Y a-t-il donc un modèle islamique? Oui: « l’évolution du statut des femmes iraniennes a été particulièrement impressionnant » (…) « l’Iran est sans doute l’un des pays musulmans qui a fait le plus de progrès, ces vingt dernières années, quant à l’évolution des droits de la femme (…) L’évolution, lente, pénible, mais réelle, se fait de l’intérieur du champ de référence musulman.« 

La tolérance face aux mutilations sexuelles n’épargne pas le prosélyte:  « (…) certains savants ont pu parfois faire référence à des dires du Prophète qui auraient laissé une porte ouverte à ce genre de pratique. » Notons que le spécialiste de l’islam emploie le conditionnel alors qu’il connaît sur le bout du doigt ses hadiths. Et pourquoi ce prophète que l’on nous affirme si humain a-t-il approuvé ces mutilations? C’est en quelque sorte le signe de son ouverture d’esprit! Il tolérait l’excision « en respect des pratiques culturelles en cours à son époque dans certaines régions de la Péninsule ».
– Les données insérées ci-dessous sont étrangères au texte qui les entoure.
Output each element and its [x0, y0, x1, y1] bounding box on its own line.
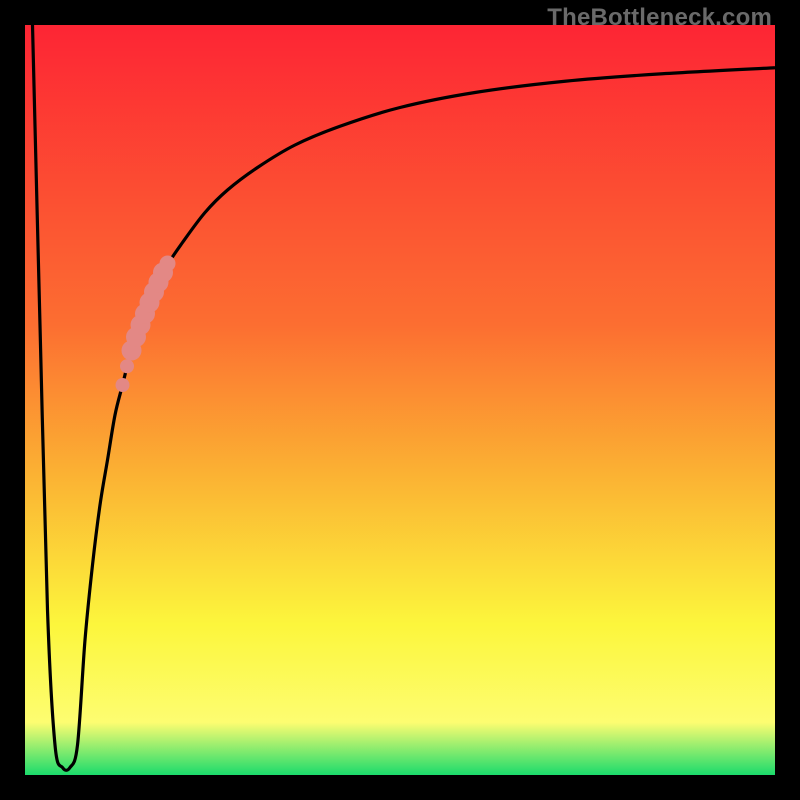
plot-area [25, 25, 775, 775]
gradient-background [25, 25, 775, 775]
highlight-dot [116, 378, 130, 392]
chart-frame: TheBottleneck.com [0, 0, 800, 800]
chart-svg [25, 25, 775, 775]
highlight-dot [120, 359, 134, 373]
highlight-dot [160, 256, 176, 272]
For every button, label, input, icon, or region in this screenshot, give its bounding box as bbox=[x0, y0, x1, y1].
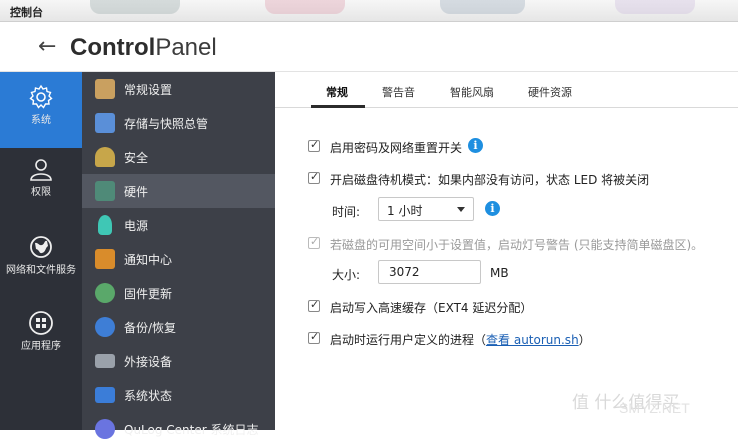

Et puisque son prophète a laissé la porte ouverte, Tariq Ramadan ne va pas la refermer : L’islam reconnaît les pratiques culturelles dès lors qu’elles ne s’opposent pas à une obligation ou à un interdit. » Explication de texte: l’excision est une pratique culturelle qui n’est ni obligatoire, ni interdite par les textes sacrés, les croyants peuvent donc parfaitement la pratiquer avec l’appui de « certains savants musulmans ». Ils sont légions.

En juin 2008, le magazine Foreign Policy a publié la liste des intellectuels les plus influents du moment. Le seul Suisse cité se nomme Tariq Ramadan.  Jean Ziegler, qui a appuyé plus d’un leader totalitaire, se félicite de ce choix qui donne de la Suisse «une image multiculturelle et tolérante».

Vedette toxique des mosquées et des médias

Un rappel tiré du «Radicalisme dans les mosquées suisses».

S’il existe une raison, une seule, qui devrait entraîner le rejet absolu de Tariq Ramadan, c’est qu’il s’acoquine avec un fana­tique tel que Youssef Al-Qaradawi. Et ce depuis une vingtaine d’années. Qaradawi a entre autres souhaité que les musulmans achèvent l’œuvre d’Hitler. En Suisse, les mosquées adorent Tariq et les médias le convoquent à chaque éruption musulmane comme le spécialiste moderniste, de même qu’à la parution d’un nouveau livre. Sa compromission la plus récente est sa cooptation au printemps 2015 par l’Union mondiale des savants musulmans, instance de Frères musul­mans basée au Qatar et présidée par… Al-Qaradawi.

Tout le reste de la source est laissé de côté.